- Born: Kévin Gemin April 14, 1992 (age 34) Annemasse, Haute-Savoie
- Education: Émile Cohl School, Lyon
- Occupations: Artist; animator;
- Years active: 2013–present

= Kékéflipnote =

French animator and artist

Kévin Gemin (/fr/; born April 14, 1992), known online as Kékéflipnote or simply Kéké, is a French artist and animator. He is best known for his work created using the Flipnote Studio line of software for the Nintendo DSi and Nintendo 3DS handheld game consoles.

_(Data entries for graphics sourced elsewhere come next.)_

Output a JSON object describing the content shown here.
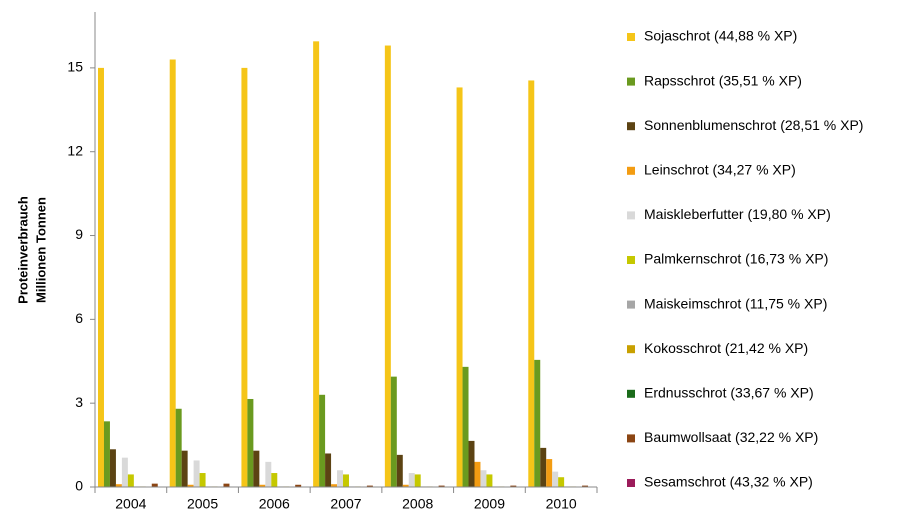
{
  "chart_data": {
    "type": "bar",
    "ylabel": [
      "Proteinverbrauch",
      "Millionen Tonnen"
    ],
    "categories": [
      "2004",
      "2005",
      "2006",
      "2007",
      "2008",
      "2009",
      "2010"
    ],
    "ylim": [
      0,
      17
    ],
    "yticks": [
      0,
      3,
      6,
      9,
      12,
      15
    ],
    "legend": "right",
    "series": [
      {
        "name": "Sojaschrot (44,88 % XP)",
        "color": "#f5c518",
        "values": [
          15.0,
          15.3,
          15.0,
          15.95,
          15.8,
          14.3,
          14.55
        ]
      },
      {
        "name": "Rapsschrot (35,51 % XP)",
        "color": "#6a9a1f",
        "values": [
          2.35,
          2.8,
          3.15,
          3.3,
          3.95,
          4.3,
          4.55
        ]
      },
      {
        "name": "Sonnenblumenschrot (28,51 % XP)",
        "color": "#5c4313",
        "values": [
          1.35,
          1.3,
          1.3,
          1.2,
          1.15,
          1.65,
          1.4
        ]
      },
      {
        "name": "Leinschrot (34,27 % XP)",
        "color": "#f39c12",
        "values": [
          0.1,
          0.08,
          0.08,
          0.1,
          0.08,
          0.9,
          1.0
        ]
      },
      {
        "name": "Maiskleberfutter (19,80 % XP)",
        "color": "#d9d9d9",
        "values": [
          1.05,
          0.95,
          0.9,
          0.6,
          0.5,
          0.6,
          0.55
        ]
      },
      {
        "name": "Palmkernschrot (16,73 % XP)",
        "color": "#c5c800",
        "values": [
          0.45,
          0.5,
          0.5,
          0.45,
          0.45,
          0.45,
          0.35
        ]
      },
      {
        "name": "Maiskeimschrot (11,75 % XP)",
        "color": "#a6a6a6",
        "values": [
          0.02,
          0.02,
          0.02,
          0.02,
          0.02,
          0.02,
          0.02
        ]
      },
      {
        "name": "Kokosschrot (21,42 % XP)",
        "color": "#c8a000",
        "values": [
          0.02,
          0.02,
          0.02,
          0.02,
          0.02,
          0.02,
          0.02
        ]
      },
      {
        "name": "Erdnusschrot (33,67 % XP)",
        "color": "#1a6b1a",
        "values": [
          0.01,
          0.01,
          0.01,
          0.01,
          0.01,
          0.01,
          0.01
        ]
      },
      {
        "name": "Baumwollsaat (32,22 % XP)",
        "color": "#8b4513",
        "values": [
          0.12,
          0.12,
          0.08,
          0.05,
          0.05,
          0.05,
          0.05
        ]
      },
      {
        "name": "Sesamschrot (43,32 % XP)",
        "color": "#9b1b5a",
        "values": [
          0.01,
          0.01,
          0.01,
          0.01,
          0.01,
          0.01,
          0.01
        ]
      }
    ]
  }
}
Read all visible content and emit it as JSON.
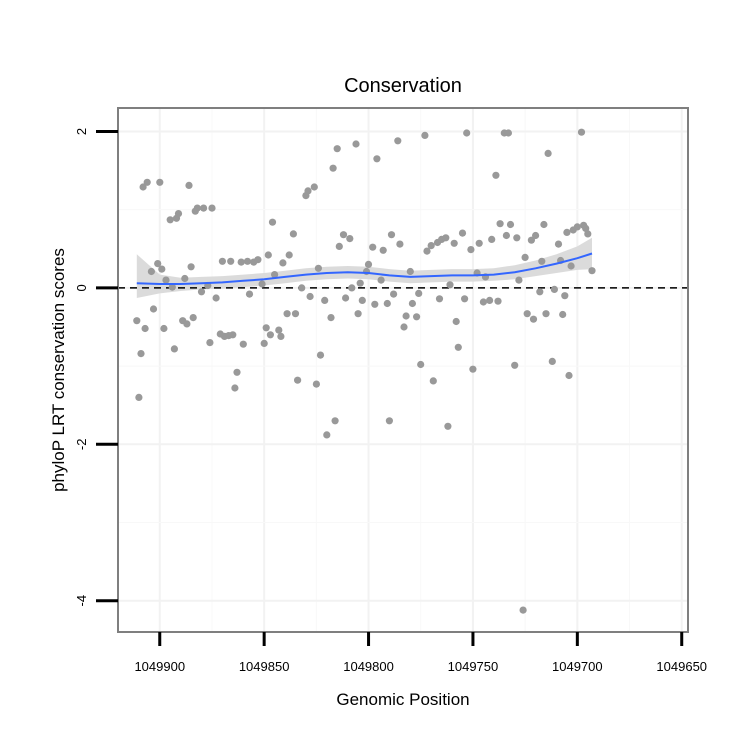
{
  "chart_data": {
    "type": "scatter",
    "title": "Conservation",
    "xlabel": "Genomic Position",
    "ylabel": "phyloP LRT conservation scores",
    "x_reversed": true,
    "xlim": [
      1049920,
      1049647
    ],
    "ylim": [
      -4.4,
      2.3
    ],
    "x_ticks": [
      1049900,
      1049850,
      1049800,
      1049750,
      1049700,
      1049650
    ],
    "x_tick_labels": [
      "1049900",
      "1049850",
      "1049800",
      "1049750",
      "1049700",
      "1049650"
    ],
    "y_ticks": [
      -4,
      -2,
      0,
      2
    ],
    "y_tick_labels": [
      "-4",
      "-2",
      "0",
      "2"
    ],
    "grid": true,
    "reference_line": {
      "y": 0,
      "style": "dashed",
      "color": "#000000"
    },
    "point_color": "#999999",
    "smooth_color": "#3366ff",
    "ribbon_color": "#d9d9d9",
    "points": [
      [
        1049911,
        -0.42
      ],
      [
        1049910,
        -1.4
      ],
      [
        1049909,
        -0.84
      ],
      [
        1049908,
        1.29
      ],
      [
        1049907,
        -0.52
      ],
      [
        1049906,
        1.35
      ],
      [
        1049904,
        0.21
      ],
      [
        1049903,
        -0.27
      ],
      [
        1049901,
        0.31
      ],
      [
        1049900,
        1.35
      ],
      [
        1049899,
        0.24
      ],
      [
        1049898,
        -0.52
      ],
      [
        1049897,
        0.1
      ],
      [
        1049895,
        0.87
      ],
      [
        1049894,
        0.01
      ],
      [
        1049893,
        -0.78
      ],
      [
        1049892,
        0.89
      ],
      [
        1049891,
        0.95
      ],
      [
        1049889,
        -0.42
      ],
      [
        1049888,
        0.12
      ],
      [
        1049887,
        -0.46
      ],
      [
        1049886,
        1.31
      ],
      [
        1049885,
        0.27
      ],
      [
        1049884,
        -0.38
      ],
      [
        1049883,
        0.98
      ],
      [
        1049882,
        1.02
      ],
      [
        1049880,
        -0.05
      ],
      [
        1049879,
        1.02
      ],
      [
        1049877,
        0.03
      ],
      [
        1049876,
        -0.7
      ],
      [
        1049875,
        1.02
      ],
      [
        1049873,
        -0.13
      ],
      [
        1049871,
        -0.59
      ],
      [
        1049870,
        0.34
      ],
      [
        1049869,
        -0.62
      ],
      [
        1049867,
        -0.61
      ],
      [
        1049866,
        0.34
      ],
      [
        1049865,
        -0.6
      ],
      [
        1049864,
        -1.28
      ],
      [
        1049863,
        -1.08
      ],
      [
        1049861,
        0.33
      ],
      [
        1049860,
        -0.72
      ],
      [
        1049858,
        0.34
      ],
      [
        1049857,
        -0.08
      ],
      [
        1049855,
        0.33
      ],
      [
        1049853,
        0.36
      ],
      [
        1049851,
        0.05
      ],
      [
        1049850,
        -0.71
      ],
      [
        1049849,
        -0.51
      ],
      [
        1049848,
        0.42
      ],
      [
        1049847,
        -0.6
      ],
      [
        1049846,
        0.84
      ],
      [
        1049845,
        0.17
      ],
      [
        1049843,
        -0.54
      ],
      [
        1049842,
        -0.62
      ],
      [
        1049841,
        0.32
      ],
      [
        1049839,
        -0.33
      ],
      [
        1049838,
        0.42
      ],
      [
        1049836,
        0.69
      ],
      [
        1049835,
        -0.33
      ],
      [
        1049834,
        -1.18
      ],
      [
        1049832,
        0.0
      ],
      [
        1049830,
        1.18
      ],
      [
        1049829,
        1.24
      ],
      [
        1049828,
        -0.11
      ],
      [
        1049826,
        1.29
      ],
      [
        1049825,
        -1.23
      ],
      [
        1049824,
        0.25
      ],
      [
        1049823,
        -0.86
      ],
      [
        1049821,
        -0.16
      ],
      [
        1049820,
        -1.88
      ],
      [
        1049818,
        -0.38
      ],
      [
        1049817,
        1.53
      ],
      [
        1049816,
        -1.7
      ],
      [
        1049815,
        1.78
      ],
      [
        1049814,
        0.53
      ],
      [
        1049812,
        0.68
      ],
      [
        1049811,
        -0.13
      ],
      [
        1049809,
        0.63
      ],
      [
        1049808,
        0.0
      ],
      [
        1049806,
        1.84
      ],
      [
        1049805,
        -0.33
      ],
      [
        1049804,
        0.06
      ],
      [
        1049803,
        -0.16
      ],
      [
        1049801,
        0.21
      ],
      [
        1049800,
        0.3
      ],
      [
        1049798,
        0.52
      ],
      [
        1049797,
        -0.21
      ],
      [
        1049796,
        1.65
      ],
      [
        1049794,
        0.1
      ],
      [
        1049793,
        0.48
      ],
      [
        1049791,
        -0.2
      ],
      [
        1049790,
        -1.7
      ],
      [
        1049789,
        0.68
      ],
      [
        1049788,
        -0.08
      ],
      [
        1049786,
        1.88
      ],
      [
        1049785,
        0.56
      ],
      [
        1049783,
        -0.5
      ],
      [
        1049782,
        -0.36
      ],
      [
        1049780,
        0.21
      ],
      [
        1049779,
        -0.2
      ],
      [
        1049777,
        -0.37
      ],
      [
        1049776,
        -0.07
      ],
      [
        1049775,
        -0.98
      ],
      [
        1049773,
        1.95
      ],
      [
        1049772,
        0.47
      ],
      [
        1049770,
        0.54
      ],
      [
        1049769,
        -1.19
      ],
      [
        1049767,
        0.58
      ],
      [
        1049766,
        -0.14
      ],
      [
        1049765,
        0.62
      ],
      [
        1049763,
        0.64
      ],
      [
        1049762,
        -1.77
      ],
      [
        1049761,
        0.04
      ],
      [
        1049759,
        0.57
      ],
      [
        1049758,
        -0.43
      ],
      [
        1049757,
        -0.76
      ],
      [
        1049755,
        0.7
      ],
      [
        1049754,
        -0.14
      ],
      [
        1049753,
        1.98
      ],
      [
        1049751,
        0.49
      ],
      [
        1049750,
        -1.04
      ],
      [
        1049748,
        0.19
      ],
      [
        1049747,
        0.57
      ],
      [
        1049745,
        -0.18
      ],
      [
        1049744,
        0.14
      ],
      [
        1049742,
        -0.16
      ],
      [
        1049741,
        0.62
      ],
      [
        1049739,
        1.44
      ],
      [
        1049738,
        -0.17
      ],
      [
        1049737,
        0.82
      ],
      [
        1049735,
        1.98
      ],
      [
        1049734,
        0.67
      ],
      [
        1049733,
        1.98
      ],
      [
        1049732,
        0.81
      ],
      [
        1049730,
        -0.99
      ],
      [
        1049729,
        0.64
      ],
      [
        1049728,
        0.1
      ],
      [
        1049726,
        -4.12
      ],
      [
        1049725,
        0.39
      ],
      [
        1049724,
        -0.33
      ],
      [
        1049722,
        0.61
      ],
      [
        1049721,
        -0.4
      ],
      [
        1049720,
        0.67
      ],
      [
        1049718,
        -0.05
      ],
      [
        1049717,
        0.34
      ],
      [
        1049716,
        0.81
      ],
      [
        1049715,
        -0.33
      ],
      [
        1049714,
        1.72
      ],
      [
        1049712,
        -0.94
      ],
      [
        1049711,
        -0.02
      ],
      [
        1049709,
        0.56
      ],
      [
        1049708,
        0.35
      ],
      [
        1049707,
        -0.34
      ],
      [
        1049706,
        -0.1
      ],
      [
        1049705,
        0.71
      ],
      [
        1049704,
        -1.12
      ],
      [
        1049703,
        0.28
      ],
      [
        1049702,
        0.74
      ],
      [
        1049700,
        0.78
      ],
      [
        1049698,
        1.99
      ],
      [
        1049697,
        0.8
      ],
      [
        1049696,
        0.76
      ],
      [
        1049695,
        0.69
      ],
      [
        1049693,
        0.22
      ]
    ],
    "smooth": {
      "x": [
        1049911,
        1049900,
        1049890,
        1049880,
        1049870,
        1049860,
        1049850,
        1049840,
        1049830,
        1049820,
        1049810,
        1049800,
        1049790,
        1049780,
        1049770,
        1049760,
        1049750,
        1049740,
        1049730,
        1049720,
        1049710,
        1049700,
        1049693
      ],
      "y": [
        0.06,
        0.05,
        0.05,
        0.06,
        0.07,
        0.09,
        0.11,
        0.14,
        0.17,
        0.19,
        0.2,
        0.19,
        0.16,
        0.14,
        0.15,
        0.16,
        0.16,
        0.17,
        0.2,
        0.25,
        0.31,
        0.38,
        0.44
      ],
      "lower": [
        -0.13,
        -0.07,
        -0.04,
        -0.02,
        -0.01,
        0.01,
        0.03,
        0.06,
        0.09,
        0.11,
        0.12,
        0.11,
        0.08,
        0.06,
        0.07,
        0.08,
        0.08,
        0.09,
        0.11,
        0.15,
        0.19,
        0.23,
        0.24
      ],
      "upper": [
        0.43,
        0.17,
        0.13,
        0.14,
        0.15,
        0.17,
        0.19,
        0.22,
        0.25,
        0.27,
        0.28,
        0.27,
        0.24,
        0.22,
        0.23,
        0.24,
        0.24,
        0.25,
        0.29,
        0.35,
        0.43,
        0.53,
        0.64
      ]
    }
  }
}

==Early life and education==
Gemin was born in Annemasse, Haute-Savoie, France. He enrolled at the Émile Cohl School in Lyon in 2013, graduating with a degree in animation in 2016.

==Career==
Gemin initially discovered Flipnote Studio in September 2009 after having animated via traditional means for a period of time and was inspired by 1930s cartoons, specifically the work of Tex Avery.

Two of his works include a Steven Universe parody entitled Steven Pigeon Universe and an animation featuring anthropomorphic pigeons (resembling kiwis) dancing the can-can.

Gemin was the Guest of Honour at NordicFuzzCon in 2019. In May 2018, he spoke at the 14th annual Pictoplasma Conference and Festival for character design and art in Berlin.

Gemin's animation was featured in the ending of an episode of Pop Team Epic.